- Theatrical release poster
- Directed by: Gordon Douglas
- Screenplay by: George W. George Burt Kennedy
- Based on: the story "Backtrack" by George W. George Burt Kennedy
- Produced by: Martin Rackin
- Starring: Clint Walker Virginia Mayo Brian Keith
- Cinematography: William H. Clothier
- Edited by: Clarence Kolster
- Music by: Max Steiner
- Production company: Warner Bros. Pictures
- Distributed by: Warner Bros. Pictures
- Release date: April 18, 1958 (United States);
- Running time: 93 minutes
- Country: United States
- Language: English

= Fort Dobbs =

1958 film by Gordon Douglas

Fort Dobbs is a 1958 American Western film, the first of three directed by Gordon Douglas to star Clint Walker. The other two were: Yellowstone Kelly in 1959 and Gold of the Seven Saints in 1961.

Released by Warner Bros. Pictures and based on a screenplay by George W. George and Burt Kennedy, the film runs for 93 minutes with black-and-white photography provided by William H. Clothier. It was intended to capitalize on Walker's success in the Cheyenne TV series, but box office returns were modest.

==Plot==
Gar Davis has to get out of Largo in a hurry because a man he threatened to kill has been found dead. He comes across a man in Comanche territory killed by an arrow. Gar trades jackets with the dead man and then shoves the corpse over a cliff, hoping the posse pursuing him will think he's the one who is dead.

Trying to steal a horse, Gar's face is grazed by a bullet shot by young Chad Grey, whose mother Celia tends to the stranger's wound. Indians attack the house. Gar helps fend them off, after which he and the Greys take off on horseback toward the safety of Fort Dobbs.

On the trail, an outlaw called Clett kills a Comanche who's about to bushwhack Gar, saving his life. Gar doesn't trust him, though, because Clett is carrying rifles that he could be selling to the Indians rather than to buyers in Santa Fe.

Clett tries to take advantage of Celia, but even though Gar comes to her aid, Celia no longer trusts him because she's found the jacket Gar stole. It belonged to her husband, so Celia is now convinced that Gar murdered him, making her a widow.

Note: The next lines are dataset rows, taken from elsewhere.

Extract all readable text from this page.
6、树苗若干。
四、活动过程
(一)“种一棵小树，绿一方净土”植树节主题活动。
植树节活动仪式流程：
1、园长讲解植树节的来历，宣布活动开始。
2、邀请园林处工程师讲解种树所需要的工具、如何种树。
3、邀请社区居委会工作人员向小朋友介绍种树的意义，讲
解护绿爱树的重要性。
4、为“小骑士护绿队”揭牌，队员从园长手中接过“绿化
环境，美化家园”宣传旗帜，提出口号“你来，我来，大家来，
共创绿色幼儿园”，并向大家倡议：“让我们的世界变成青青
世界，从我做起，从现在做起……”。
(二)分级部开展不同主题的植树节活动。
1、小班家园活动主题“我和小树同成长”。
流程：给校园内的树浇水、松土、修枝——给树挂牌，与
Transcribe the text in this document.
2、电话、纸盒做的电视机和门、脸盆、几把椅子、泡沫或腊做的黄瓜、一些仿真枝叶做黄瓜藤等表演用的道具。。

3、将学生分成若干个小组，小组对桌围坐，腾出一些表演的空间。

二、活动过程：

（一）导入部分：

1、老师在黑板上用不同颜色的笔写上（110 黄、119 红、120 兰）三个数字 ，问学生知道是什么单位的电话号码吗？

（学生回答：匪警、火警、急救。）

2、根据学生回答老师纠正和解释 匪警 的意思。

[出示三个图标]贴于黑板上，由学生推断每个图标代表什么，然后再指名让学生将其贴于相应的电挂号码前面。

Gar successfully escorts Celia and Chad to the fort and then rides away so he won't be arrested. Celia and Chad enter the fort, but all of the soldiers are dead. Gar turns around when he hears Comanche war cries and helps the citizens of Largo who are fleeing toward the fort for protection. A sheriff appreciates Gar's help fighting the Indians, but lets him know he must place Gar under arrest. Gar claims he killed the Largo man in self-defense after an argument. Permitted to ride to Santa Fe to get help, Gar ends up killing Clett for the rifles, bringing them back to save the fort and to win the widow's trust.

==Cast==
- Clint Walker as Gar Davis
- Virginia Mayo as Celia Grey
- Brian Keith as Clett
- Richard Eyer as Chad Grey
- Russ Conway as the Sheriff
- Michael Dante as Billings

==Production==
Parts of the film were shot in Duck Creek, Aspen Mirror Lake, Paria, Kanab Canyon, Cave Lakes Canyon, Kanab movie fort, Colorado River, Mat Martin Wash, and Professor Valley in Utah.

==Reception==

===Critical response===
Howard Thompson of The New York Times gave the film a mixed review, writing, "As for the plot, written by Burt Kennedy and George W. George, Mr. Walker plays a murder fugitive who rescues a widow and her small son from some Comanches and finally clears his name by leading a stockade defense against a mass attack. For the first two-thirds of this Martin Rackin production almost nothing happens, as the hero, Miss Mayo and young Richard Eyer drag across the prairie. The picture drags right along with it. Gordon Douglas, its director, has given the climax a neat turn or two. And toward the end, a couple of nice sideline performances click into place—namely, Brian Keith, as a renegade, and Russ Conway, as a sheriff. Miss Mayo also perks up considerably at the homestretch, minus her initial Southern accent. What happened, honey chile?"